Ce matin je me suis levé trés tôt car on est vendredi et que c'est pas le moment de trainasser. Avant toute chose, je me traine jusqu'à la boulangerie pour prendre un café brulant accompagné d'un pain au chocolat qui sort juste du four, vive la france, vive le savoir vivre, ici c'est du fait maison, mmmmmmhhhhhh !!! Un quart d'heure plus tard je me jette dans les bouchons du matin de Livron, c'est à dire qu'il y a 4 voitures qui font la queue au feu, c'est insupportable, et c'est pourquoi dès que je peux je passe côté Ardèche pour rejoindre Le Teil, c'est moche d'être chauvin, mais Le Teil, on peut pas dire que ça represente bien l'Ardèche, c'est pas super super, mais bon, on fait avec. La traversée est étroite, laborieuse, mais c'est un peu normal de deboir souffrir un peu avant de decouvrir les paysages epoustoufflants de la N102, la preuve que c'est magnifique, 99% des Hollandais viennent y sejourner au moins une fois dans leur vie. Aujourd'hui, il ne fait malheureusement pas dtrès beau, mais il ne pleut pas, c'est déjà ça. Un peu avant 9h, je suis à quai à Aubenas, il y a personne et le temps de faire mon pissou, boire le café fumer une clope que la semi est vide, le bedot ne traine pas.

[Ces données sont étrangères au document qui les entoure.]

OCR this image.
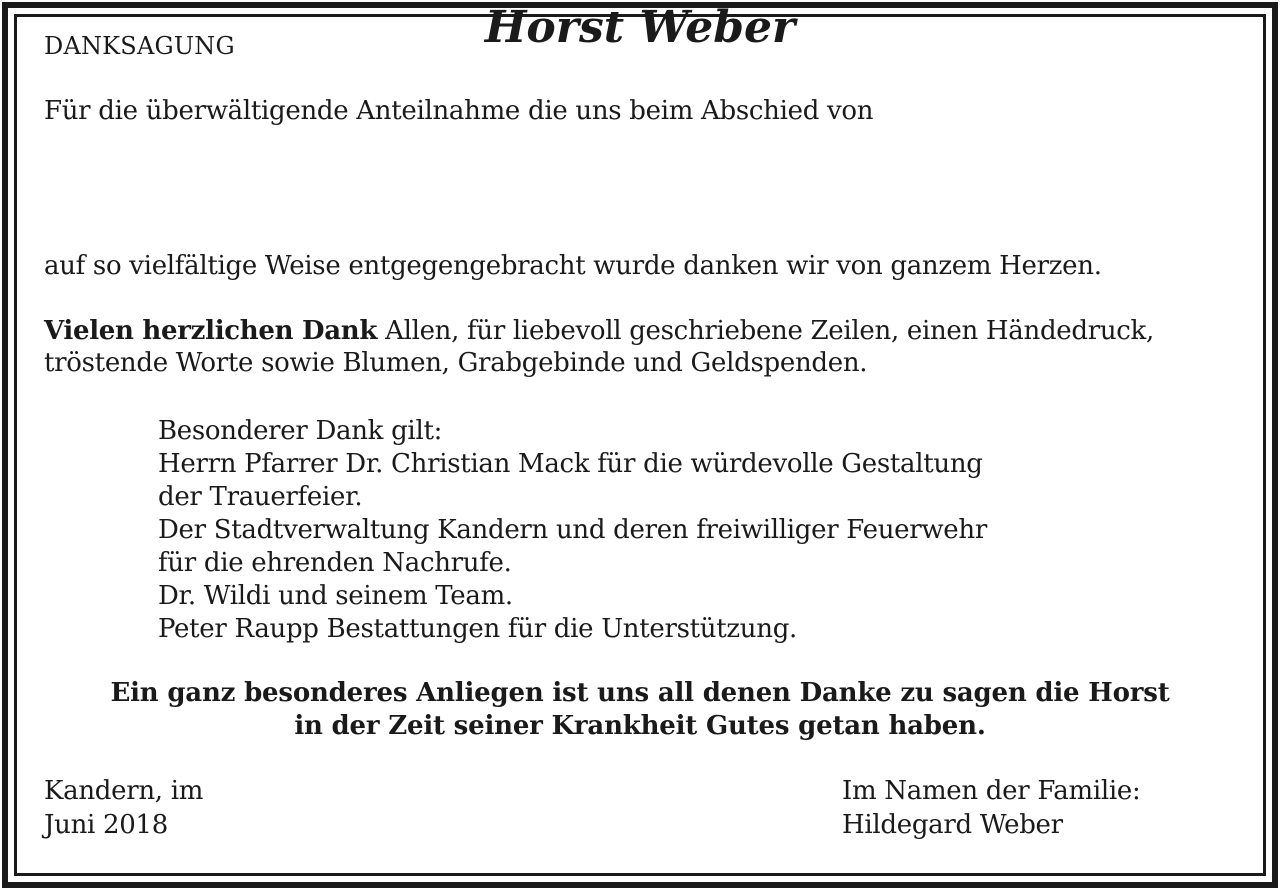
DANKSAGUNG
Für die überwältigende Anteilnahme die uns beim Abschied von
Horst Weber
auf so vielfältige Weise entgegengebracht wurde danken wir von ganzem Herzen.
Vielen herzlichen Dank Allen, für liebevoll geschriebene Zeilen, einen Händedruck,
tröstende Worte sowie Blumen, Grabgebinde und Geldspenden.
Besonderer Dank gilt:
Herrn Pfarrer Dr. Christian Mack für die würdevolle Gestaltung
der Trauerfeier.
Der Stadtverwaltung Kandern und deren freiwilliger Feuerwehr
für die ehrenden Nachrufe.
Dr. Wildi und seinem Team.
Peter Raupp Bestattungen für die Unterstützung.
Ein ganz besonderes Anliegen ist uns all denen Danke zu sagen die Horst
in der Zeit seiner Krankheit Gutes getan haben.
Kandern, im
Juni 2018
Im Namen der Familie:
Hildegard Weber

Ensuite, je dois aller à nouveau au Teil pour y charger une palette ainsi qu'un colis. Autant dire que ça va vite, puis de là je vais à Baix magnifique village de la N86 pour charger dans une usine que je ne connais pas, mais par chance, il y a le facteur qui m'indique la bonne route. A propos de la N86, j'étais derrière un Cayon, j'ai jamais pû le rattraper, je me fais vieux, ou je suis pas assez enervé le vendredi. A 11h c'est bouclé j'ai fini mes ramasses ardéchoises, j'ai pour mission de revenir à Jarcieu. Je traine pas trop quand même car si je me bouge le fion je peux rejoindre Sweden qui va arriver aussi vers 12h30. Avec un peu de bol, il pourrait payer à bouffer vu qu'il tape pas loin de 6000€/mois. Le truc le plus incroyable c'est que 3/4h plus tard, j'étais déjà chargé, donc en week-end, mais je vais quand becter avec Sweden, d'autant que Nico nous sert de taxi, alors on serait cons de se priver !!!
Il faudra quand même compter 2h à table, parce que oh, on fait ce qu'on veut ! Un coup de lavage, du gasoil, mais pas trop, et zoumaï c'est parti pour la maison, je fonce dans le brouillard et je me fais deposer par un duppessey sur l'A7, non décidement, plus rien ne tourne rond dans cette planète, je vaux plus un clou, je suis fini, plus jamais je ferai le legumier je suis trop nul. Heureusement, quand j'arrive à la maison, elle est là qui m'attend, elle a déjà otée sa housse, elle frétille à l'idée que je l'empoigne d'une main douce mais ferme... Que je t'aime, toi, ma tondeuse à pelouse !!!